La date du cliché, corrélée avec les données de navigation de la plateforme, permet d'obtenir une première localisation de l'image. Le géoréférencement, c'est-à-dire la détermination de la position de chacun de ses pixels dans un référentiel géographique choisi, est indispensable à son utilisation militaire.
De ce fait, la fonction de localisation du système Hélios et la qualité intrinsèque des données qu'elle fournit, apportent une contribution décisive à l'actuel processus de numérisation des données géographiques militaires dont l'ampleur et l'importance pour l'outil de défense doivent être soulignées.
Un des grands utilisateurs des images Hélios dans les années à venir sera le programme Données numériques géographiques trois dimensions (DNG 3D) dont la phase de faisabilité s'est achevée avec l'approbation du dossier d'orientation par le ministre de la Défense le 18 février 2001.

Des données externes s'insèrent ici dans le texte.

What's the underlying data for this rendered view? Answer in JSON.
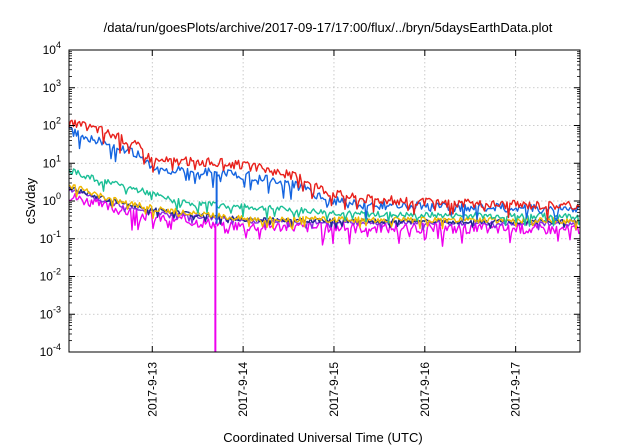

Ce programme doit fournir toutes les données de géographie numérique pour la navigation des armes et vecteurs, la préparation de mission et les besoins des systèmes d'information, ainsi que des modèles 3 D pour le guidage terminal des nouveaux systèmes d'armes. 75 systèmes utilisateurs de données géographiques ont été recensés dont 14 déterminants, ce qui démontre son caractère transverse et critique pour l'architecture de notre défense. Ces données alimentent ainsi notamment les systèmes de préparation de mission des avions d'attaque (Rafale, Mirage 2000) mais aussi les hélicoptères (Tigre, NH 90), les systèmes d'artillerie, les systèmes d'information et de communication et les nouveaux systèmes d'armes (Apache AP, SCALP EG, AASM). La capacité de production globale a été évaluée à 15 millions de km² sur une durée de dix ans.